We cannot tax our way to prosperity.
Laws pertaining to distracted driving will be hard to enforce. But some aspects of these laws that I have read about I agree with.
I've been in a serious accident caused by a kid texting on his phone and that experience has changed my way of thinking, forever. When I'm on the road, I am keenly aware of what others are doing, not that I wasn't before, but I am much more cautious, a very distrustful of others I share the road with.
I couldn't care less if it's a phone, a CB, a GPS, Stereo, or an Amateur Rig. What I want, and expect is for people to use these devices responsibly. When I'm in heavy traffic and I see someone in front of me weaving from one lane to another, they are on the phone most of the time, and I lay on the horn, and they usually "wake up" really fast. Also, unless you have an urgent need, don't use an electronic device. In Amateur Radio, It is important that Amateurs are allowed to use their radios in an emergency, for sky warn, for disasters. I live in the Fargo area, we have had problems with flooding, and our local hams have been there just in case.
I do not, however, support casual use "rag chew" while you are operating a motor vehicle.
Some people have this attitude that they are somehow immune from getting in an accident.
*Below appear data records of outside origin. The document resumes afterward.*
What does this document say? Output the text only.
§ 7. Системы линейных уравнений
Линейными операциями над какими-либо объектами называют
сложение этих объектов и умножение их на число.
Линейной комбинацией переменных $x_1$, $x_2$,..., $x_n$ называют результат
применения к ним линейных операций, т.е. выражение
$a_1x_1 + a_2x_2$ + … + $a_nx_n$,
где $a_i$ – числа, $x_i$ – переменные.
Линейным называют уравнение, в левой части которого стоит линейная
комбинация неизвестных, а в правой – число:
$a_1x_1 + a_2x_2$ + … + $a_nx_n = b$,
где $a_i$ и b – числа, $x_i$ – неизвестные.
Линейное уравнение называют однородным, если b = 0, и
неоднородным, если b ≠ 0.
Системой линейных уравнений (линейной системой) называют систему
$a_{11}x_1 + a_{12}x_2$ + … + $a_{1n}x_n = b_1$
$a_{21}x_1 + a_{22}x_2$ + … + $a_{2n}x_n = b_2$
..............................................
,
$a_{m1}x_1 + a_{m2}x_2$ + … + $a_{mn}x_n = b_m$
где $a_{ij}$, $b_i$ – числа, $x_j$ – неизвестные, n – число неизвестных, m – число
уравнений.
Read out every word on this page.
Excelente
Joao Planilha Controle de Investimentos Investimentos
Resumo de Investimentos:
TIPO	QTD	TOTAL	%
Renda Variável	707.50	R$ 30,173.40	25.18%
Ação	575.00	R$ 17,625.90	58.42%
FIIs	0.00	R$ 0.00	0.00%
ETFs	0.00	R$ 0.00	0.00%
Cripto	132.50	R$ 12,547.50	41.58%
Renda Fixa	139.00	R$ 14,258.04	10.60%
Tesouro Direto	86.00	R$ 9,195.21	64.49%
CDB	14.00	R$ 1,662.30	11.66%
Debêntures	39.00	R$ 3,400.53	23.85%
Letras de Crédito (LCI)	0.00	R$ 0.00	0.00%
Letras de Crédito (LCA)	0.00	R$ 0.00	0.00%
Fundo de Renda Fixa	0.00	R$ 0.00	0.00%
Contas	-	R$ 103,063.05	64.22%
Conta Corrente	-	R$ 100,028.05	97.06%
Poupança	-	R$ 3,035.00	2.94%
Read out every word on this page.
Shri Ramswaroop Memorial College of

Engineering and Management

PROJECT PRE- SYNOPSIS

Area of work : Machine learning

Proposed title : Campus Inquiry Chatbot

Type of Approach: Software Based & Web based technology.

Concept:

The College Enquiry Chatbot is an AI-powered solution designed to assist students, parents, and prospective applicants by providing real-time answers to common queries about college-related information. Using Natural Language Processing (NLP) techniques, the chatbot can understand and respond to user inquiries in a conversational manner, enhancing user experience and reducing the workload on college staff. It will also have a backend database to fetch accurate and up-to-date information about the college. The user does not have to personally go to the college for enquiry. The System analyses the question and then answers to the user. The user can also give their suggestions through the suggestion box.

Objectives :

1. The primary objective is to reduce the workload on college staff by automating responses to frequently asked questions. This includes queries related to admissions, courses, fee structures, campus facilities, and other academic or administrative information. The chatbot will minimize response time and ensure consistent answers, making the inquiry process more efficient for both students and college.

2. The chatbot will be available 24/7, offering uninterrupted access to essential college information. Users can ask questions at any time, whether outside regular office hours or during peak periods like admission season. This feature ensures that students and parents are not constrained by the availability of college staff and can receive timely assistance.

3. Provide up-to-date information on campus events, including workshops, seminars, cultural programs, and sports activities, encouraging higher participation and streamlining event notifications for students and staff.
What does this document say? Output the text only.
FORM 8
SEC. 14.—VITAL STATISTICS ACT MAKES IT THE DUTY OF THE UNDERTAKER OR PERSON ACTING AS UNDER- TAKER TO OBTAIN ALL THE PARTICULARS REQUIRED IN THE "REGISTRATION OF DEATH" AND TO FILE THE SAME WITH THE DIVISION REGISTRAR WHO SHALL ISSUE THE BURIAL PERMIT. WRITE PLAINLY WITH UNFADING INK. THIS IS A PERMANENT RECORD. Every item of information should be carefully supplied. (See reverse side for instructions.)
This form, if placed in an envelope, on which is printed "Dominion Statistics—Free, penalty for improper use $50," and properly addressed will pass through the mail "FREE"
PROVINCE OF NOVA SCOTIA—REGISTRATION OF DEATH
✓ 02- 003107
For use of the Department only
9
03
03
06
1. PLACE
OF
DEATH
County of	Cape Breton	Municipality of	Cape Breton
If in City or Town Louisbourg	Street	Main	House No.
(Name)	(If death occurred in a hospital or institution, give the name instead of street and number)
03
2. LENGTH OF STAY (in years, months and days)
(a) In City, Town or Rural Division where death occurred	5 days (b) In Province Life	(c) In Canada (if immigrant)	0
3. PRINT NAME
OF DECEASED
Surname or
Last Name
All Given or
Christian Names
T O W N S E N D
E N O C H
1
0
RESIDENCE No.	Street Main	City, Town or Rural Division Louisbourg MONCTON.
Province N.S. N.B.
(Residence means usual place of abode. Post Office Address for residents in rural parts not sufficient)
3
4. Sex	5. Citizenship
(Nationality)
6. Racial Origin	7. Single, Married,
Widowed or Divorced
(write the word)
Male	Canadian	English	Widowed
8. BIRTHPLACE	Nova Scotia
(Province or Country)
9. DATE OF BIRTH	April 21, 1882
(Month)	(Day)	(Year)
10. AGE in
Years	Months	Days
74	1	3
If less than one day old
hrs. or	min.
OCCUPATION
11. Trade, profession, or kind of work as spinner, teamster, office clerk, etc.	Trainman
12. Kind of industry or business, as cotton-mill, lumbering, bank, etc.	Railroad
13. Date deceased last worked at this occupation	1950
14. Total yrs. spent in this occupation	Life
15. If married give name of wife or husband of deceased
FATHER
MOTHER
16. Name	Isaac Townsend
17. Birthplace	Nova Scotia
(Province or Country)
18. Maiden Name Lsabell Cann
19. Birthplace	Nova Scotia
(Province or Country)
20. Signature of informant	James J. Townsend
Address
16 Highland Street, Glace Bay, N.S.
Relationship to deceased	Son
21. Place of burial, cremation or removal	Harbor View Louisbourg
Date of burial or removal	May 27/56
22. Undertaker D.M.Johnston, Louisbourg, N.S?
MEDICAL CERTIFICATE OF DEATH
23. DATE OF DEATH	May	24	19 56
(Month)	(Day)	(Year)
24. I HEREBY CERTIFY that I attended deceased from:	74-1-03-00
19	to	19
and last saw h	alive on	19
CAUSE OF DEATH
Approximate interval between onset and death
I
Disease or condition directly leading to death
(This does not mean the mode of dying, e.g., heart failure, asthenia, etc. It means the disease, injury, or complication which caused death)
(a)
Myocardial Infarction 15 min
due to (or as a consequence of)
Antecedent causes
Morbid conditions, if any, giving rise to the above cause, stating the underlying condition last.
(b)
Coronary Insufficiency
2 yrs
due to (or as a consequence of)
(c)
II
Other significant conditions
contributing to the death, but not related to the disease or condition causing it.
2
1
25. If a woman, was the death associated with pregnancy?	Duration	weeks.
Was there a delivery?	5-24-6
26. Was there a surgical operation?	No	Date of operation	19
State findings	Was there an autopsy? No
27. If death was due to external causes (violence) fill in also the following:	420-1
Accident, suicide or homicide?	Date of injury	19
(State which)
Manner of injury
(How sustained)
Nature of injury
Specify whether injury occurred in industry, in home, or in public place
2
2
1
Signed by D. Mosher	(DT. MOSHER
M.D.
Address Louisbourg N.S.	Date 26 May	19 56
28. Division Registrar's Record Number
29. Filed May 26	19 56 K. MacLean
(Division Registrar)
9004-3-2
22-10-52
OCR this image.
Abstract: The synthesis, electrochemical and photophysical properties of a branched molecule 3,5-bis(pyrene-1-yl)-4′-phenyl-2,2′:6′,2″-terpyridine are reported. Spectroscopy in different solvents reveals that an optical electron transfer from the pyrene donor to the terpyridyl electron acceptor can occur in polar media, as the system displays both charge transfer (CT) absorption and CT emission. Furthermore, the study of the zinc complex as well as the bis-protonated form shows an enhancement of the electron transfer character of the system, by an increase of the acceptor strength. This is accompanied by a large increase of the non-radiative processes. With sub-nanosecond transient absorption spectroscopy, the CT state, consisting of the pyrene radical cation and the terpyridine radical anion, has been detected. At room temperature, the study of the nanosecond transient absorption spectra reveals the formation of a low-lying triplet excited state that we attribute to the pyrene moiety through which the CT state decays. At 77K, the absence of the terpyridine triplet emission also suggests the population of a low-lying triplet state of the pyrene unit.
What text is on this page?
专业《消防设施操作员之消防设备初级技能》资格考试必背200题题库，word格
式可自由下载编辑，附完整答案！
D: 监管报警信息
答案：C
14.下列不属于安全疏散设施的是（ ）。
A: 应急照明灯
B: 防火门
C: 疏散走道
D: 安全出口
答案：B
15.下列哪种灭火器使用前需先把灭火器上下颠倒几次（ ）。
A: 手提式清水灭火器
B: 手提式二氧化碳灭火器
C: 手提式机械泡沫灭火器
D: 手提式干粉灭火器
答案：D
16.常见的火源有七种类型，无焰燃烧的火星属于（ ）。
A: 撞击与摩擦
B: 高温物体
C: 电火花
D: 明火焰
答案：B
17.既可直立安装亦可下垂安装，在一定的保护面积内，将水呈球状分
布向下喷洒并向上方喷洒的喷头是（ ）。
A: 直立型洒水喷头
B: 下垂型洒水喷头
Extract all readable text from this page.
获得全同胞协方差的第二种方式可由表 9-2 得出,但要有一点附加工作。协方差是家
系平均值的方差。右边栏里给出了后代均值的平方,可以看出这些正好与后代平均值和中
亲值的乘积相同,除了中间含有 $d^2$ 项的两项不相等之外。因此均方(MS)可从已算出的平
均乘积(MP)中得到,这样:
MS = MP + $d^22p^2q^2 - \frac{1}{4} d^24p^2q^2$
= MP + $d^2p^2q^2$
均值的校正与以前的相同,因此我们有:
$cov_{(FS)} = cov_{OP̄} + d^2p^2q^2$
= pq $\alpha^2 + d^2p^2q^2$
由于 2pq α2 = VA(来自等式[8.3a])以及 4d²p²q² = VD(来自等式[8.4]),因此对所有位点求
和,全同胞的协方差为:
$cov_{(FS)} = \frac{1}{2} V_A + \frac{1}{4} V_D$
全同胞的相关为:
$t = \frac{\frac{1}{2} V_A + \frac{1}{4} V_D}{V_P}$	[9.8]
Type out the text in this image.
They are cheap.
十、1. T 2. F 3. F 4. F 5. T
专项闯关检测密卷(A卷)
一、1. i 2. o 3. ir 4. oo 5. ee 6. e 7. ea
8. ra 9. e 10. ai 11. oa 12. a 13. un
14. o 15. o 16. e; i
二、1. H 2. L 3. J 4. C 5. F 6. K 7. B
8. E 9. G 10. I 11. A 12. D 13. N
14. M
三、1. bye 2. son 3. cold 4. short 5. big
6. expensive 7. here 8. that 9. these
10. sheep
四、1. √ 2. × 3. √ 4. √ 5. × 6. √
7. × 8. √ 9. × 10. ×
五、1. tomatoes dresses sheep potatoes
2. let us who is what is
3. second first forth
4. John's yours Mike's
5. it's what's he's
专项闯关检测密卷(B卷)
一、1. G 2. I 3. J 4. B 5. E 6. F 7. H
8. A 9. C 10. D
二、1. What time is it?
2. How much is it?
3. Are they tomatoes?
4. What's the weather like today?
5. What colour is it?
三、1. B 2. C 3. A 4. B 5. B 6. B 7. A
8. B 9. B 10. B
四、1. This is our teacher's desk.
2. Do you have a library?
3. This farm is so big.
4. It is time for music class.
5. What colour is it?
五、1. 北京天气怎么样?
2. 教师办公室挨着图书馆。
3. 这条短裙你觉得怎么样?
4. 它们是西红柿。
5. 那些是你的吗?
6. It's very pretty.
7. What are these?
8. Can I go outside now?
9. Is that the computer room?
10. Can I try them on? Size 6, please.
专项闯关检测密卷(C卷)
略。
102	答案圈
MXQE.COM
After all, they are good drivers and only the careless get in an accident. This kind of thinking is often present with some who have a grandiose sense of entitlement, and just cannot grasp the fact that they need to share the highways, and roads with others. The U.S. Dot is looking at a trend, a trend that involves a growing number of preventable deaths and injuries caused by careless use of electronic devices. Yes, we all know that cell phone use is on top of the list, but it is not the only cause. Someone might say.."show me one instance where a an amateur op caused an accident while using his rig while driving". I would say, irrelevant, and you are missing the point!
So instead of making excuses, I feel it is everyones responsibility to use their mobile devices in a safe manner, law or no law. Contact your local governments and tell them we want our roads safe. There ARE legitimate times of use for a phone, or an Amateur Radio.